En 1950, c’est le tribunal correctionnel d’Orléans qui, au
terme d’une motivation consternante, relaxait un guérisseur qui opérait à
l’aide d’un pendule, d’imposition des mains et parfois à distance : « attendu qu’on ne peut reprocher à l’inculpé,
dans le traitement des maladies, aucun fait de charlatanisme, ni aucun fait
contraire à la probité ou l’honnêteté (...) ; qu’il faut reconnaître qu’il a
obtenu un très grand nombre de guérisons étonnantes (...) ».
Voilà donc, dès 1950, la radiesthésie et la guérison
miraculeuse par imposition des mains reconnues par un tribunal français.
Pourquoi s’arrêter en si bon chemin ? Ne voulant pas laisser aux juges
d’Orléans le monopole d’une certaine témérité, d’autres magistrats ont rejoint
le collège des fervents admirateurs de l’irrationnel. Le tribunal correctionnel
de Lisieux, dans sa décision du 4 janvier 1952, reconnaissait à demi-mot la
valeur de l’astrologie pour établir « les
évolutions probables des événements humains ». Semblant assez mal supporter
que ses collègues émettent encore certaines réserves sur l’efficacité de cette
pratique, le tribunal de police de Nice, dans son jugement du 12 mars 1962,
estime que les prédictions des astrologues « sont le résultat d’une utilisation pratique d’une science reconnue,
telle que la science astronomique, utilisation qui est le fait des astrologues
». Trouvant sans doute la formule encore un peu trop prudente, les magistrats
du tribunal correctionnel de Marseille l’ont quelque peu simplifiée, pour ne
plus parler que de « l’utilisation pratique d’une science reconnue, telle que
l’astrologie ou la graphologie ». Plus récemment, la Cour de cassation
elle-même, par l’intermédiaire de sa première chambre civile, motivait une
décision en évoquant la « science de
l’astrologie ».
L’ensemble interroge évidemment sur ce que l’on est en droit
d’attendre d’un juge en termes de connaissances. Tout honnête homme qu’il soit
(au sens donné à cette appellation au XVIIe siècle), il ne peut être évidemment
exigé du juge qu’il sache tout sur tout, a fortiori qu’il tranche ce qui serait
une controverse scientifique.
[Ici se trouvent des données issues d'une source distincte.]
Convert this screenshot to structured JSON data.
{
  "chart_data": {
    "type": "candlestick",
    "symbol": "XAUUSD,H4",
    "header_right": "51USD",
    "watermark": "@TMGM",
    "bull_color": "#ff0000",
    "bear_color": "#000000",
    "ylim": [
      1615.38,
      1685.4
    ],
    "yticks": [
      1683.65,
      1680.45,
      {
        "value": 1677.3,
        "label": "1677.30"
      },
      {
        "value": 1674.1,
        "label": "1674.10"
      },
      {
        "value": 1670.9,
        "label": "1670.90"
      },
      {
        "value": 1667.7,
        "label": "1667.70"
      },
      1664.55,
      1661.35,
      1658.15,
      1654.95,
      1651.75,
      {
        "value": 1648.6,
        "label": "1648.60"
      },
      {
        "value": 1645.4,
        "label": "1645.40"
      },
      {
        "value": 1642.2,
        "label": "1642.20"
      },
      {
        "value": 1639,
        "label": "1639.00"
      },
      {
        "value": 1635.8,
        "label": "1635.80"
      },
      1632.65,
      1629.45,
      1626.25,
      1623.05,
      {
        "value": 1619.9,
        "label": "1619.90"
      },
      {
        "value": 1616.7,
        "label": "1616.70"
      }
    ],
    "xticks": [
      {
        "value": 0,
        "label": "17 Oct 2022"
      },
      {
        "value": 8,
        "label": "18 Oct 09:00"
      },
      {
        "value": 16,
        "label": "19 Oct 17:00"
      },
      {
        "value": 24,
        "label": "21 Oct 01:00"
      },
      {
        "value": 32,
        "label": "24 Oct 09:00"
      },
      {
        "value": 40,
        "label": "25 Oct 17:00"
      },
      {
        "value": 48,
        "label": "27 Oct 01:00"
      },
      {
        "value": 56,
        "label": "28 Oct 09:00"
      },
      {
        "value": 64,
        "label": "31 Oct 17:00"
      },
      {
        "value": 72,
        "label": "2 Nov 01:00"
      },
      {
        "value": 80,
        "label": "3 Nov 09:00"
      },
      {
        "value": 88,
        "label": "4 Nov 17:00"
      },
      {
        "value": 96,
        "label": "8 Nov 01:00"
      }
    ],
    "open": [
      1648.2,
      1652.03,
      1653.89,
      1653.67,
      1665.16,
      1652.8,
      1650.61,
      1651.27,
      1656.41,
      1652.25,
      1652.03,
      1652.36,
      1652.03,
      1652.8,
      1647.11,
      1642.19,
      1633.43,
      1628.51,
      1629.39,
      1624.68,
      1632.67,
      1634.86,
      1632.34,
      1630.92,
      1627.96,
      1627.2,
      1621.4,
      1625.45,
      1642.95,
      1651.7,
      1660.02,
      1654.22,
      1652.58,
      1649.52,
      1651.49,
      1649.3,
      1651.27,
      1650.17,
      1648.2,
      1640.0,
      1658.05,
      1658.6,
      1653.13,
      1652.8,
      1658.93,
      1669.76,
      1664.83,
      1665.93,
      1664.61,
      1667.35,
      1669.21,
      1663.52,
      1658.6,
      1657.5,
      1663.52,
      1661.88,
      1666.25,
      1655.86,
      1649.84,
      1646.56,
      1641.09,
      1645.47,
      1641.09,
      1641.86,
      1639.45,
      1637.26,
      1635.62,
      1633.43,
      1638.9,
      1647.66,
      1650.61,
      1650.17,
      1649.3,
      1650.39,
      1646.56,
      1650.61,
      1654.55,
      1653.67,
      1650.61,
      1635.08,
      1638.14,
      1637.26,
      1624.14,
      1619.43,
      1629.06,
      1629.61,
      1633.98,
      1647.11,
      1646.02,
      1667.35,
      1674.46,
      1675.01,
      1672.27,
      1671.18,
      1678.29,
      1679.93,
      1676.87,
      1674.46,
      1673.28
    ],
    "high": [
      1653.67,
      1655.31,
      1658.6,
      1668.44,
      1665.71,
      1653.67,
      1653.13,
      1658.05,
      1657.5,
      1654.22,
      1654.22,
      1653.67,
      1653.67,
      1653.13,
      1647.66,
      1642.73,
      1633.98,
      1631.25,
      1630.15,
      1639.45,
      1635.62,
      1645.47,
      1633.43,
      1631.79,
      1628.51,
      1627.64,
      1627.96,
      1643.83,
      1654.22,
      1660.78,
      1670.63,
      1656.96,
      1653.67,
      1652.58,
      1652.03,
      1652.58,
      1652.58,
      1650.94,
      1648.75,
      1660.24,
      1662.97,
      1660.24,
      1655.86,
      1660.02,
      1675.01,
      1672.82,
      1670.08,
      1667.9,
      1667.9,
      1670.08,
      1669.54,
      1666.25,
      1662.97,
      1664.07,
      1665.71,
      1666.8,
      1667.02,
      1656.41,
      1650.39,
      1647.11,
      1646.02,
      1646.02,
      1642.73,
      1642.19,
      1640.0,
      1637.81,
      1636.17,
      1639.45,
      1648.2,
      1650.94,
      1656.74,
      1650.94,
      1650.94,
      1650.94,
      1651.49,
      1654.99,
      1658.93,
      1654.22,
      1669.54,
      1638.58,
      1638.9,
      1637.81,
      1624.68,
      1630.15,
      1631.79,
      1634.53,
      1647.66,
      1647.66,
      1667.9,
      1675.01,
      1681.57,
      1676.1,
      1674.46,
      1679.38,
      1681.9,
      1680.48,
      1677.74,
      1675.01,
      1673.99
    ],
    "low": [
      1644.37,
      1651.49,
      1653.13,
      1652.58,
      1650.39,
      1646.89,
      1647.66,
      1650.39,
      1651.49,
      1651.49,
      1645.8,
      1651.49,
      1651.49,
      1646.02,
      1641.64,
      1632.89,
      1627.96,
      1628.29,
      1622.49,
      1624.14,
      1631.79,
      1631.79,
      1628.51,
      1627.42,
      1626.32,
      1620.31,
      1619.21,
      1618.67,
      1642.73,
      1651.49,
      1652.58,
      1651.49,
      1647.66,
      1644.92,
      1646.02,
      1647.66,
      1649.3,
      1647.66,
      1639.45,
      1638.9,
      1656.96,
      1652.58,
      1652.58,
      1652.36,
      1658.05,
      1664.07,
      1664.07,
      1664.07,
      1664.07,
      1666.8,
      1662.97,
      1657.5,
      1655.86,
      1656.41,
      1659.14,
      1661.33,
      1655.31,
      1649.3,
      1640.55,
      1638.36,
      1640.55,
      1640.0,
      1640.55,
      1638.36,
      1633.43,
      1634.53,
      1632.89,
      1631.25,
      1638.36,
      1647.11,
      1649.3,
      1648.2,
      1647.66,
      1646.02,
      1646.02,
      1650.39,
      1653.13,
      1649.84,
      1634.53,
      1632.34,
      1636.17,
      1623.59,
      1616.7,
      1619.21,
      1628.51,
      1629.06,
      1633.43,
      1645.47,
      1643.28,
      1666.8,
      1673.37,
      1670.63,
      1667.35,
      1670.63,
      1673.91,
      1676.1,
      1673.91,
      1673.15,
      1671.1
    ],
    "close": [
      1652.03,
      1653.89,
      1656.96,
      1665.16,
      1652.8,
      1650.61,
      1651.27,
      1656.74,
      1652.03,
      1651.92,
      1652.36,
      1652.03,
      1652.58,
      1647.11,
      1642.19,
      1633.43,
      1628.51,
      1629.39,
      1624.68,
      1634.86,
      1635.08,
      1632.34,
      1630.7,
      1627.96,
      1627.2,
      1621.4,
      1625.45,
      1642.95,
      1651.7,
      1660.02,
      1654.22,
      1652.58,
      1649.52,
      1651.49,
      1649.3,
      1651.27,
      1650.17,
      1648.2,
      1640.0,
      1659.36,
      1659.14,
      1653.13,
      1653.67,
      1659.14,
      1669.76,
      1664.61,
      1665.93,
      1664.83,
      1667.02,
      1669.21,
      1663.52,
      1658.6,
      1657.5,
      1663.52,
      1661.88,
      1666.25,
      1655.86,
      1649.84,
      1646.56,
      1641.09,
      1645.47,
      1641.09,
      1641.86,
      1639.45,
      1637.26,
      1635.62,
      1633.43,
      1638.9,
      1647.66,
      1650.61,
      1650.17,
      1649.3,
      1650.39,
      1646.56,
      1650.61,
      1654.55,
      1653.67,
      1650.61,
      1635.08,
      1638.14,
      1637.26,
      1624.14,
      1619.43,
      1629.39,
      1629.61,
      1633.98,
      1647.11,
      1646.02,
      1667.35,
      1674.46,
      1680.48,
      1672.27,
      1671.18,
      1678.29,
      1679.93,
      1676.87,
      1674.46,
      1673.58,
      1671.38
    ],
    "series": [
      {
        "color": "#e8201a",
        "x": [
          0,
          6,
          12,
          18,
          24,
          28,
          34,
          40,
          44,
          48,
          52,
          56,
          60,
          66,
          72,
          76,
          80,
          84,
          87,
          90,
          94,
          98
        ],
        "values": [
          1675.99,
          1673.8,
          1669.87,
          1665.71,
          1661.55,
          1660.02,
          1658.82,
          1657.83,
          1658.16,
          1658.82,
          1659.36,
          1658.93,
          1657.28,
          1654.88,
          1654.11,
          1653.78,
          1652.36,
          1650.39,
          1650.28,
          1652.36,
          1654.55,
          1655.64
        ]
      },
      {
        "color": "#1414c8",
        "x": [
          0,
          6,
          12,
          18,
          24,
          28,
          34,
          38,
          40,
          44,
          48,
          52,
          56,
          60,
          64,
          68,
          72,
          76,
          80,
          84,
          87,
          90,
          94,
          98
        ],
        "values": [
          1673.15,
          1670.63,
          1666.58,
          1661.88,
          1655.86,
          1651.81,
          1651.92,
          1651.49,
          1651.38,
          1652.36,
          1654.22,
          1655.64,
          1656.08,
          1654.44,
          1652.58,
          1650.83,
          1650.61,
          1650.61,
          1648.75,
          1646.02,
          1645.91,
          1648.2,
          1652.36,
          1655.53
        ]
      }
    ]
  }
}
Mais il ne faudrait pas confondre ce qui serait
le manque de connaissances scientifiques, à un moment donné, sur une question
donnée, et ce qui serait le manque de connaissances scientifiques du juge sur
une question donnée. Dans un article intitulé « Le juge et l’astrologue », le professeur Larguier faisait dès
1963?la mise en garde suivante : « Dans
la recherche de la vérité, le juriste doit être prêt à marcher dans toutes les
directions. S’il s’y refuse, il encourt de sévères reproches, et, ce qui est
plus grave, il se trompe ».
Une complaisance collective étonnante
Il existe une autre raison à l’indifférence manifestée
par l’institution judiciaire face au développement de l’usage mercantile des
pseudosciences, qui résiderait dans l’idée qu’après tout, les dupes l’ont bien
cherché (et rares, d’ailleurs, sont celles qui ont le sentiment d’avoir été
flouées…). « De non vigilantibus non
curat praetor », dit l’adage latin, fait sien par un magistrat lorrain
ayant un jour affirmé que « la loi n’est
pas faite pour protéger les imbéciles », ce qui lui valut cette réaction
désabusée : « étrange doctrine juridique,
faite de mépris de l’homme et d’ignorance. Les “imbéciles” sont les produits
d’une société où les médias déboussolent le public, où des hommes politiques
consultent des voyantes et où des enseignants organisent des stages
d’astrologie. »
Cette posture doit être vivement combattue. D’abord,
comme le rappelle Denis Perier Daville, « c’est là oublier la mission de la
justice, qui est de protéger d’abord le plus faible et le plus démuni », idée
que l’on retrouve chez le professeur Broch : « bien sûr, la crédulité est la condition première et indispensable du
succès de l’occultisme, du paranormal, ou, comme le disait Diderot, est “le
vice le plus favorable au mensonge” ; mais l’on pourrait peut-être commencer
par s’occuper du mensonge ».
Ensuite, et peut-être surtout, c’est oublier que, bien
souvent, c’est la détresse, bien plus que la crédulité, qui amène à consulter
voyants, astrologues et guérisseurs. Les exemples en matière de santé sont sur
ce point très révélateurs – les exemples de détresse amoureuse ou de détresse
sociale le sont tout autant, qui conduisent les uns et les autres chez les
voyants, astrologues ou numérologues. Et le professeur Larguier de rappeler
alors que « sous prétexte d’entretenir
l’espérance, trop d’individus ne font qu’aggraver la misère d’autrui ».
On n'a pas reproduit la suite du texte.